In Paris, Pascal Boyart, a painter and street artist, and Natacha Bernardin, an art advisor,
organized Crypto Art, a September 2018 exhibition where all of the artwork was sold in cryptocurrencies. The pieces, made by artists from the U.S. and France, each came with a certificate of authenticity on the blockchain. Some of them had been sold on OpenBazaar, a blockchain-based marketplace, before the exhibition.
OpenBazaar uses another intriguing innovation: smart contracts. Via Ethereum, a decentralized platform with its own currency called Ether, users can write smart contracts on the blockchain, offering mechanisms that ensure promised funds are only transferred if the terms of a contract are fulfilled.

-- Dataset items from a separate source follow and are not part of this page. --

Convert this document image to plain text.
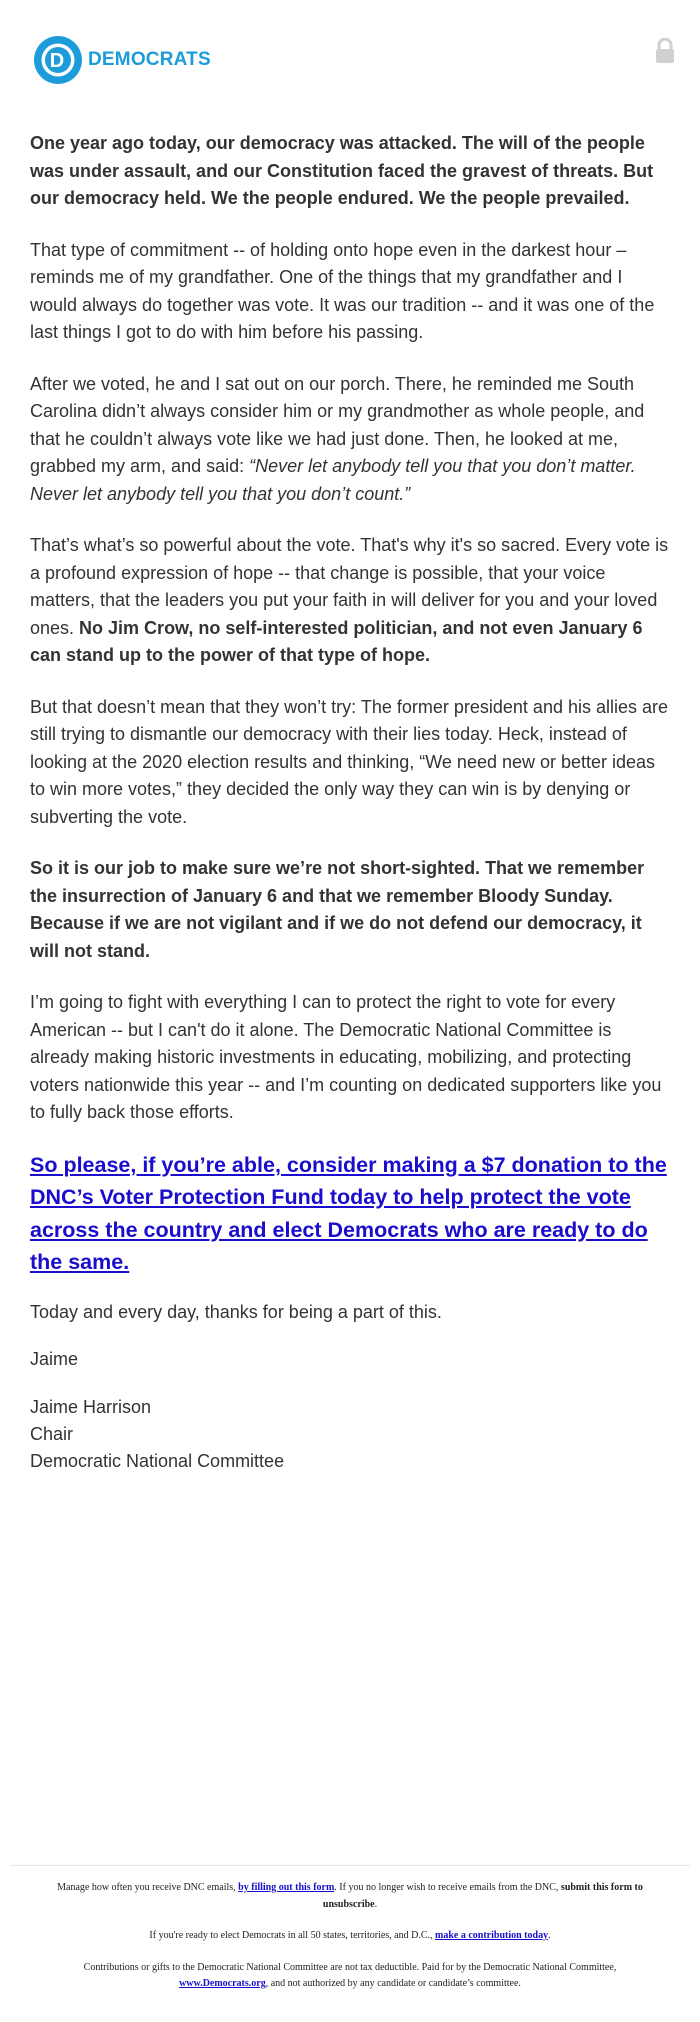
D DEMOCRATS

One year ago today, our democracy was attacked. The will of the people was under assault, and our Constitution faced the gravest of threats. But our democracy held. We the people endured. We the people prevailed.

That type of commitment -- of holding onto hope even in the darkest hour – reminds me of my grandfather. One of the things that my grandfather and I would always do together was vote. It was our tradition -- and it was one of the last things I got to do with him before his passing.

After we voted, he and I sat out on our porch. There, he reminded me South Carolina didn’t always consider him or my grandmother as whole people, and that he couldn’t always vote like we had just done. Then, he looked at me, grabbed my arm, and said: “Never let anybody tell you that you don’t matter. Never let anybody tell you that you don’t count.”

That’s what’s so powerful about the vote. That's why it's so sacred. Every vote is a profound expression of hope -- that change is possible, that your voice matters, that the leaders you put your faith in will deliver for you and your loved ones. No Jim Crow, no self-interested politician, and not even January 6 can stand up to the power of that type of hope.

But that doesn’t mean that they won’t try: The former president and his allies are still trying to dismantle our democracy with their lies today. Heck, instead of looking at the 2020 election results and thinking, “We need new or better ideas to win more votes,” they decided the only way they can win is by denying or subverting the vote.

So it is our job to make sure we’re not short-sighted. That we remember the insurrection of January 6 and that we remember Bloody Sunday. Because if we are not vigilant and if we do not defend our democracy, it will not stand.

I’m going to fight with everything I can to protect the right to vote for every American -- but I can't do it alone. The Democratic National Committee is already making historic investments in educating, mobilizing, and protecting voters nationwide this year -- and I’m counting on dedicated supporters like you to fully back those efforts.

So please, if you’re able, consider making a $7 donation to the DNC’s Voter Protection Fund today to help protect the vote across the country and elect Democrats who are ready to do the same.

Today and every day, thanks for being a part of this.

Jaime

Jaime Harrison

Chair

Democratic National Committee

Manage how often you receive DNC emails, by filling out this form. If you no longer wish to receive emails from the DNC, submit this form to unsubscribe.

If you're ready to elect Democrats in all 50 states, territories, and D.C., make a contribution today.

Contributions or gifts to the Democratic National Committee are not tax deductible. Paid for by the Democratic National Committee, www.Democrats.org, and not authorized by any candidate or candidate’s committee.
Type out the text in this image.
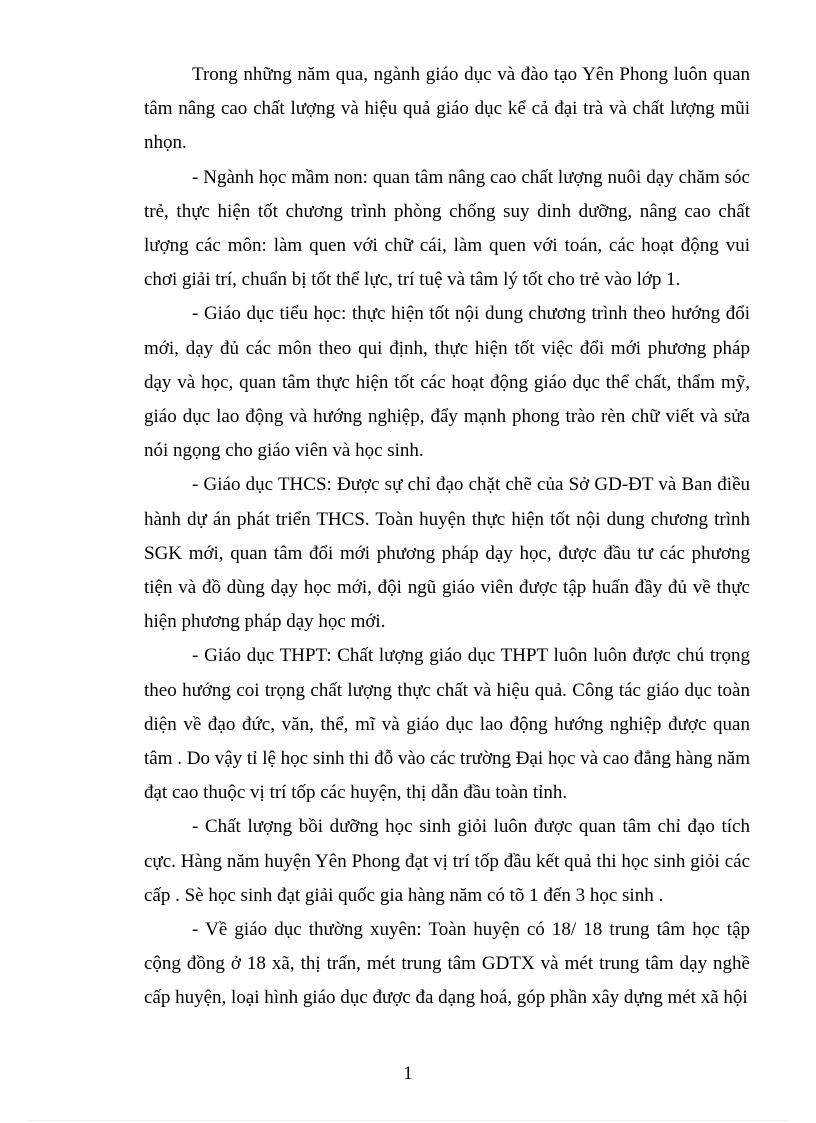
Trong những năm qua, ngành giáo dục và đào tạo Yên Phong luôn quan tâm nâng cao chất lượng và hiệu quả giáo dục kể cả đại trà và chất lượng mũi nhọn.

- Ngành học mầm non: quan tâm nâng cao chất lượng nuôi dạy chăm sóc trẻ, thực hiện tốt chương trình phòng chống suy dinh dưỡng, nâng cao chất lượng các môn: làm quen với chữ cái, làm quen với toán, các hoạt động vui chơi giải trí, chuẩn bị tốt thể lực, trí tuệ và tâm lý tốt cho trẻ vào lớp 1.

- Giáo dục tiểu học: thực hiện tốt nội dung chương trình theo hướng đổi mới, dạy đủ các môn theo qui định, thực hiện tốt việc đổi mới phương pháp dạy và học, quan tâm thực hiện tốt các hoạt động giáo dục thể chất, thẩm mỹ, giáo dục lao động và hướng nghiệp, đẩy mạnh phong trào rèn chữ viết và sửa nói ngọng cho giáo viên và học sinh.

- Giáo dục THCS: Được sự chỉ đạo chặt chẽ của Sở GD-ĐT và Ban điều hành dự án phát triển THCS. Toàn huyện thực hiện tốt nội dung chương trình SGK mới, quan tâm đổi mới phương pháp dạy học, được đầu tư các phương tiện và đồ dùng dạy học mới, đội ngũ giáo viên được tập huấn đầy đủ về thực hiện phương pháp dạy học mới.

- Giáo dục THPT: Chất lượng giáo dục THPT luôn luôn được chú trọng theo hướng coi trọng chất lượng thực chất và hiệu quả. Công tác giáo dục toàn diện về đạo đức, văn, thể, mĩ và giáo dục lao động hướng nghiệp được quan tâm . Do vậy tỉ lệ học sinh thi đỗ vào các trường Đại học và cao đẳng hàng năm đạt cao thuộc vị trí tốp các huyện, thị dẫn đầu toàn tỉnh.

- Chất lượng bồi dưỡng học sinh giỏi luôn được quan tâm chỉ đạo tích cực. Hàng năm huyện Yên Phong đạt vị trí tốp đầu kết quả thi học sinh giỏi các cấp . Sè học sinh đạt giải quốc gia hàng năm có tõ 1 đến 3 học sinh .

- Về giáo dục thường xuyên: Toàn huyện có 18/ 18 trung tâm học tập cộng đồng ở 18 xã, thị trấn, mét trung tâm GDTX và mét trung tâm dạy nghề cấp huyện, loại hình giáo dục được đa dạng hoá, góp phần xây dựng mét xã hội

1
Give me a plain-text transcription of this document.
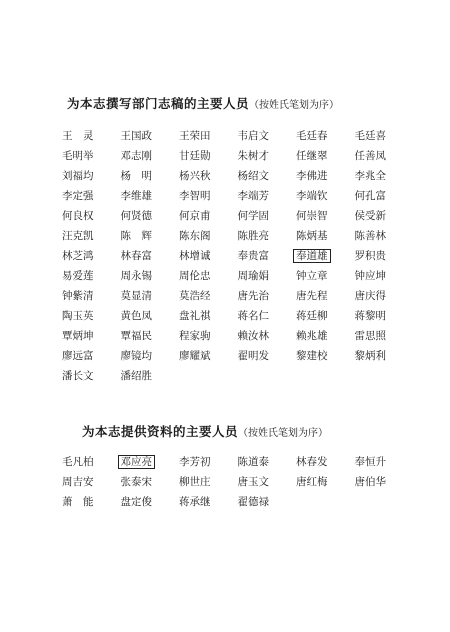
为本志撰写部门志稿的主要人员（按姓氏笔划为序）
王　灵	王国政	王荣田	韦启文	毛廷春	毛廷喜
毛明举	邓志刚	甘廷勋	朱树才	任继翠	任善凤
刘福均	杨　明	杨兴秋	杨绍文	李佛进	李兆全
李定强	李维雄	李智明	李端芳	李端钦	何孔富
何良权	何贤德	何京甫	何学固	何崇智	侯受新
汪克凯	陈　辉	陈东阁	陈胜亮	陈炳基	陈善林
林芝鸿	林春富	林增诚	奉贵富	奉道雄	罗积贵
易爱莲	周永锡	周伦忠	周瑜娟	钟立章	钟应坤
钟紫清	莫显清	莫浩经	唐先治	唐先程	唐庆得
陶玉英	黄色凤	盘礼祺	蒋名仁	蒋廷柳	蒋黎明
覃炳坤	覃福民	程家驹	赖汝林	赖兆雄	雷思照
廖远富	廖镜均	廖耀斌	翟明发	黎建校	黎炳利
潘长文	潘绍胜
为本志提供资料的主要人员（按姓氏笔划为序）
毛凡柏	邓应亮	李芳初	陈道泰	林春发	奉恒升
周吉安	张泰宋	柳世庄	唐玉文	唐红梅	唐伯华
萧　能	盘定俊	蒋承继	翟德禄
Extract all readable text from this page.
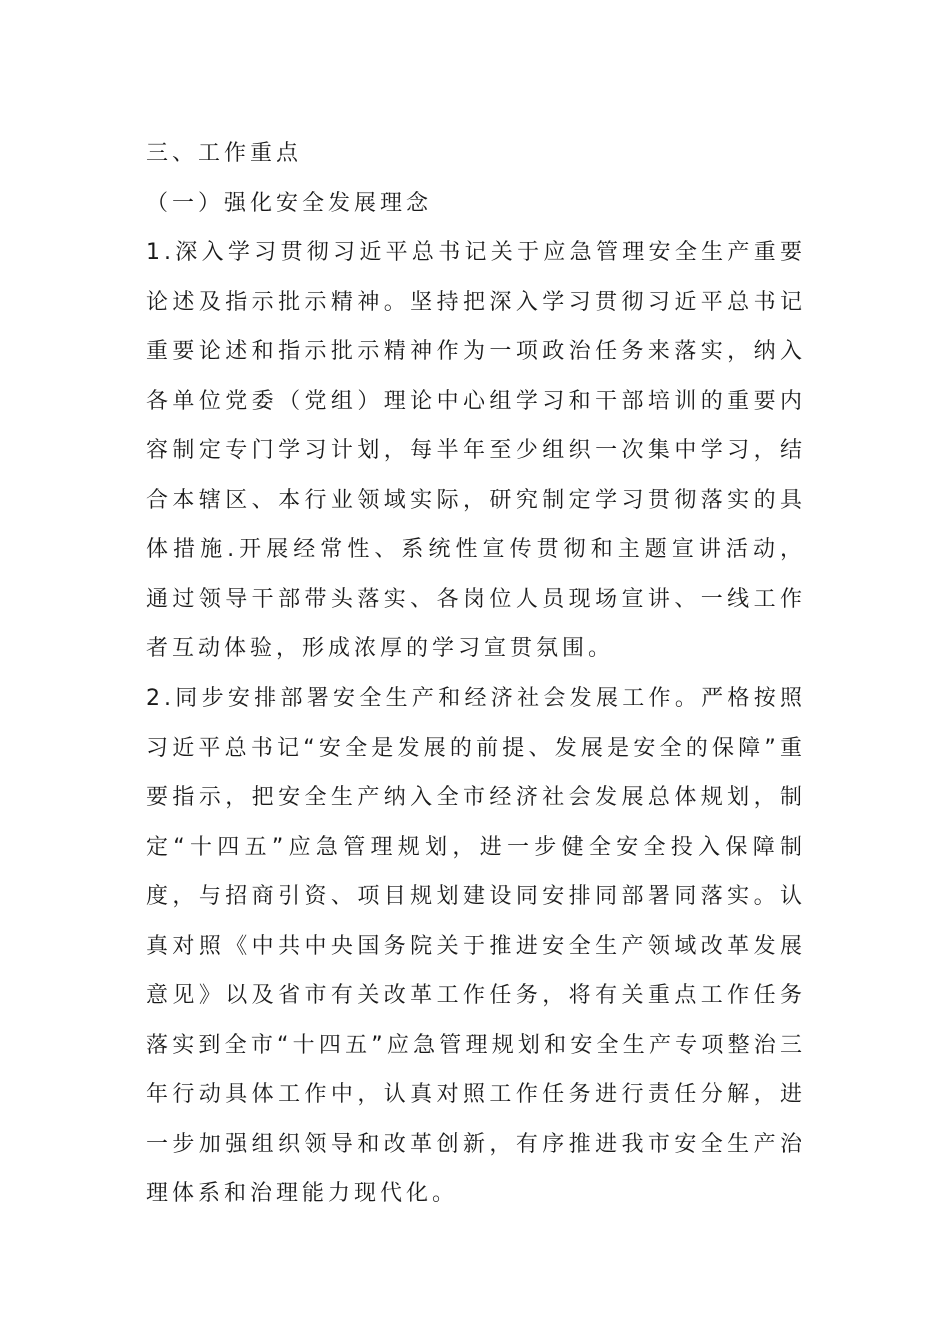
三、工作重点
（一）强化安全发展理念
1.深入学习贯彻习近平总书记关于应急管理安全生产重要论述及指示批示精神。坚持把深入学习贯彻习近平总书记重要论述和指示批示精神作为一项政治任务来落实，纳入各单位党委（党组）理论中心组学习和干部培训的重要内容制定专门学习计划，每半年至少组织一次集中学习，结合本辖区、本行业领域实际，研究制定学习贯彻落实的具体措施.开展经常性、系统性宣传贯彻和主题宣讲活动，通过领导干部带头落实、各岗位人员现场宣讲、一线工作者互动体验，形成浓厚的学习宣贯氛围。
2.同步安排部署安全生产和经济社会发展工作。严格按照习近平总书记“安全是发展的前提、发展是安全的保障”重要指示，把安全生产纳入全市经济社会发展总体规划，制定“十四五”应急管理规划，进一步健全安全投入保障制度，与招商引资、项目规划建设同安排同部署同落实。认真对照《中共中央国务院关于推进安全生产领域改革发展意见》以及省市有关改革工作任务，将有关重点工作任务落实到全市“十四五”应急管理规划和安全生产专项整治三年行动具体工作中，认真对照工作任务进行责任分解，进一步加强组织领导和改革创新，有序推进我市安全生产治理体系和治理能力现代化。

Smart contracts are already being used by musicians. A service named PeerTracks, for example, attaches a smart contract stipulating how revenue should be divided for every song an artist uploads.
The reasoning behind structuring the Paris exhibition around cryptocurrencies and blockchains was both subversive and practical. “Thirty years ago, you could pay for your apartment all in cash or your car all in cash,” Boyart said. “Banks, institutions didn’t have so much control.” He sees being able to exist outside of traditional financial systems as a statement of self-empowerment. The “Bitcoin Art (r)evolution” exhibition he and Bernardin are organizing will involve no third parties — no banks and no gallerists. “I think this can bring back a little bit of democracy for artists,” Boyart said. “I like to be free in my art and not depend on one person, and I like the aspect of being in direct contact with people who like my art.”
Boyart is one of a small group of street artists experimenting with placing QR codes linked to their crypto wallets near their work, so that passerby who want to make a contribution can easily do so. All you need to donate to the artist is a cryptocurrency
wallet — hopefully not an empty one — and a phone to scan the code on the wall. Earlier this year, Boyart added a QR code to one of his murals, which depicts the artist Rembrandt van Rijn, who struggled to make ends meet despite being widely celebrated, reading a tax bill. The piece is called “Rembrandt Back Against the Wall.”
Makers of digital art — GIFs, videos, virtual reality, online installations — are hoping they can use blockchain to their advantage, too. After all, it is hard for digital artists to sell their work since it rarely “exists” in the physical world, and it can be easy for their work to be copied and shared fraudulently. R.A.R.E Digital Art Network is attempting to change that. The blockchain-based platform has two goals: “to limit the number of copies of digital art that can exist and to monetize each one.”
R.A.R.E gives artists ownership tokens for each piece of art that they submit, and artists can then sell those tokens to collectors for cryptocurrency. Once you buy one of these tokens, you own the art. You can place it in a virtual gallery, project it on a wall or into a picture frame, or keep it in your crypto wallet the way an investor might deposit a painting in storage. Another service called Ascribe.io provides artists with cryptographic IDs for their work. This makes it easy to trace where a piece originated from and can prevent unauthorized usage.
Blockchain technology is being adopted by more orthodox art institutions as well. Recently, Christie’s held a daylong Art+Tech Summit that explored how blockchain can help collectors verify the authenticity and provenance of artworks by storing information about ownership and the chain of acquisition in an industry-
wide, secure ecosystem. Some galleries, such as Dadiani Fine Art Gallery, have accepted cryptocurrency as payment for pieces.
Boyart believes blockchains have a vibrant future in the art world. “It’s a new way for crowdfunding,” he said. “You can support artists you like anywhere in the world. For the moment, it’s not mainstream, but I think it’s beginning. The art world needs it.”